Here are a few tips and tricks to enhance your youth services:
1. Shiru L’Adonai (Sing Unto Adonai)
Music is an easy way to make services enjoyable for all ages—it can introduce movement and excitement. Bring instruments such as tambourines, maracas, or mini drums for students to use. If your congregation does not play musical instruments on holidays, you can choose lively melodies and upbeat tunes that the children will recognize and enjoy.
Additionally, the High Holidays are a great time to make use of your participants’ musical talents. Ask some of your older students to participate in a High Holiday choir or band! You can even have your students write a fun Rosh Hashanah parody, like this one, to perform
2. Make the service interactive.
Growing up, my rabbi performed an annual Yom Kippur science experiment that all participants helped create. The experiment starts with a jar of water (filled halfway). The service leader calls on students to share one sin they committed this year. As each child shares their wrongdoing, the leader adds a drop of food coloring to the water. Next, our scientist asks the students to apologize, as they apologize, the leader adds a drop of s’lichah (forgiveness) juice, also known as “bleach,” to the water. This simple, yet interactive way, demonstrates for our students that saying “I’m sorry” is extremely important, but it also does not erase what happened.

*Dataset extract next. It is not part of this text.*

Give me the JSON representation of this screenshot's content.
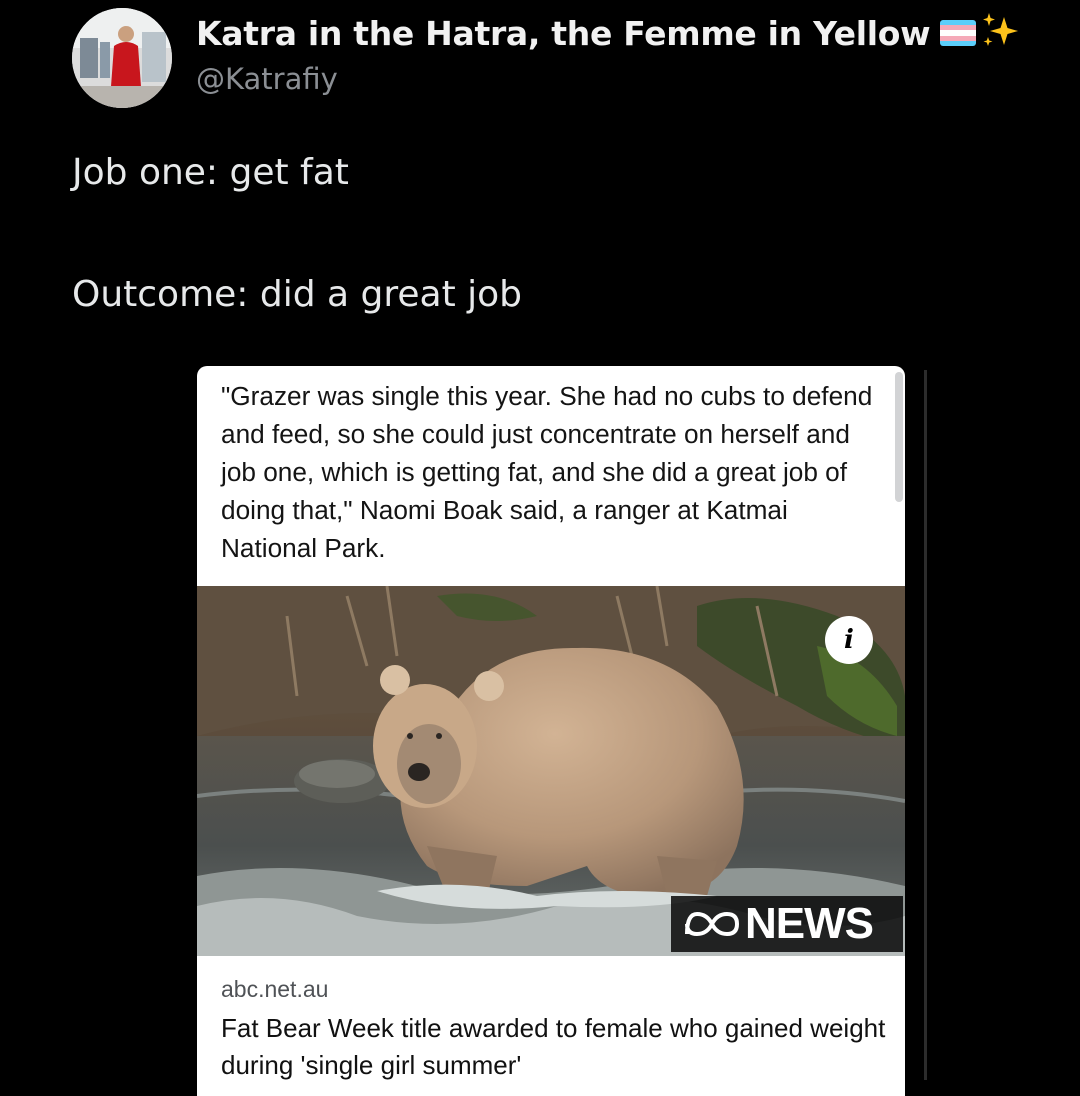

Another simple trick for making the service more interactive is High Holiday Human Bingo (see attached document). Pass out these bingo cards and have children and parents walk around the sanctuary to ask other service participants if any of the spaces on the bingo card apply to them. If they do, have that person place a sticker on their friend’s chart.
3. Skits & Stories
There are so many wonderful skits and stories that relate to the High Holiday themes. Invite older students or parents to perform one of these at your service. Some of our ISJL favorites include this skit about the story of Jonah (see attached document); this story which compares the impossible task of collecting feathers with the impact of gossip; or “The First New Year” from Does God Have a Big Toe? by Marc Gellman.
4. Age-Appropriate Prayer book
It is essential to think about the mach’zor (High Holiday prayer book) you will use. Using an age appropriate prayer book will make it easier for your students to follow along and understand the intention behind the special prayers we say on Rosh Hashanah and Yom Kippur. Check out this option from Behrman House.